Wir sprechen oft von der Müllkrise, als wäre sie ein Problem außerhalb von uns selbst – bloß eine Angelegenheit der Regierung, ein Systemversagen oder eine rein technische Frage der Sammlung und Entsorgung. In Wirklichkeit trägt jeder Raum, den wir täglich nutzen, auch Büros und Organisationen, zu genau diesem Problem bei.

Die Stadt Depok steht vor einer ernsten Herausforderung in der Abfallbewirtschaftung. Die tägliche Müllmenge, die 1.000 Tonnen überschritten hat, zeigt, dass der konventionelle Ansatz – einsammeln und abladen (offene Deponierung) – nicht mehr ausreicht. Ohne eine Verhaltensänderung an der Quelle wird die Umweltbelastung weiter wachsen.

Bisher richten sich Abfallkampagnen überwiegend an die Öffentlichkeit. Die Bürger werden gebeten, Müll zu trennen, Plastik zu reduzieren und zu recyceln. Doch eine grundlegende Frage bleibt: Haben Institutionen, einschließlich politischer Parteien, mit gutem Beispiel vorangegangen?

Büros sind ebenfalls bedeutende Müllproduzenten: Plastik vom täglichen Konsum, Papier, organische Abfälle und ineffizienter Energieverbrauch. Wenn ein durchschnittliches PKS-Büro mindestens etwa 5 Kilogramm Abfall pro Tag verursacht, kann die jährliche Menge eines einzigen Büros fast 2 Tonnen erreichen. Hochgerechnet auf 12 PKS-Büros in der Stadt Depok übersteigt diese Zahl 21 Tonnen pro Jahr. Das zeigt, dass selbst kleinere Einheiten in der Summe erhebliche Auswirkungen haben.

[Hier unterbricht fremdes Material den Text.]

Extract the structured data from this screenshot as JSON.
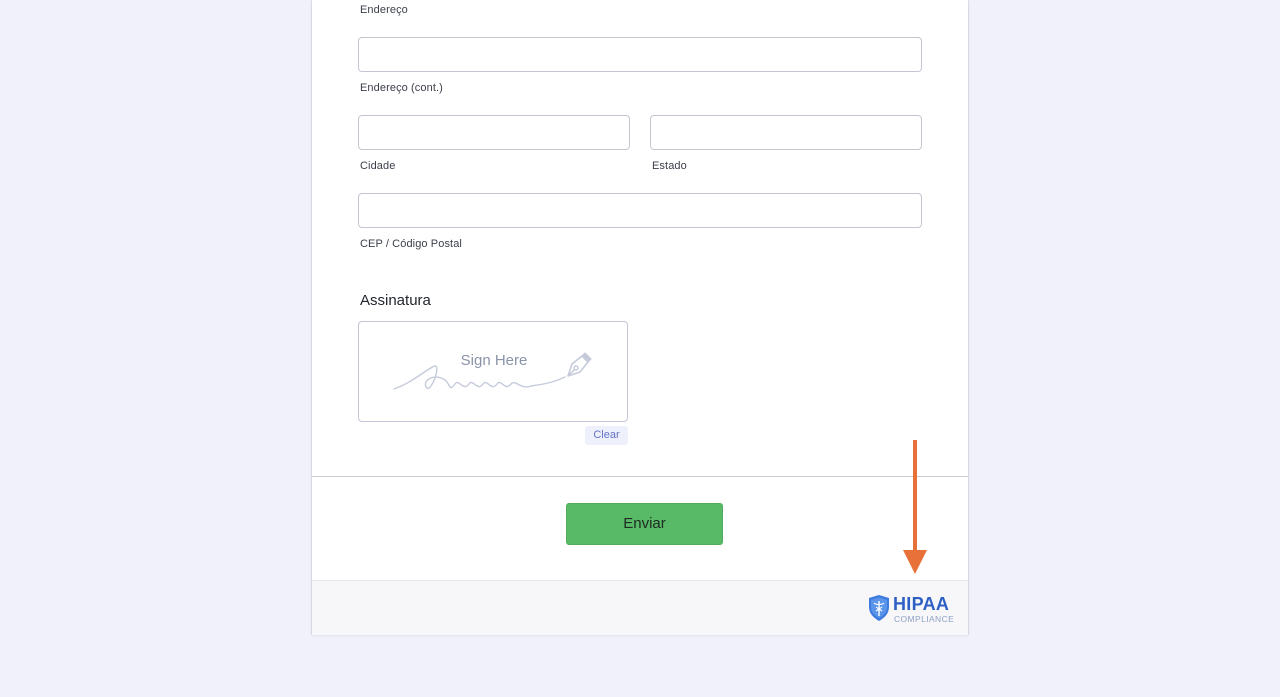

Dies unterstreicht die Dringlichkeit des Green-Office-Ansatzes. Dieses Konzept ist nicht nur ein Trend, sondern ein ethischer Rahmen für Institutionen – wie eine Organisation die ökologischen Folgen ihrer eigenen Aktivitäten steuert. Ein Green Office legt Wert auf messbare Standards: Mülltrennung an der Quelle, Reduzierung von Einwegplastik, Energieeffizienz, Wiederverwendung von Materialien und kontinuierliche Schulung aller Organisationsmitglieder.

Die Initiative „Green Office Award“, die innerhalb der PKS durch ihre zentralen und regionalen Strukturen konzipiert wurde, ist ein Versuch, diesen Kulturwandel voranzutreiben. Diese Auszeichnung ist kein Selbstzweck, sondern ein Instrument, um organisatorische Disziplin in umweltfreundlichen Praktiken aufzubauen.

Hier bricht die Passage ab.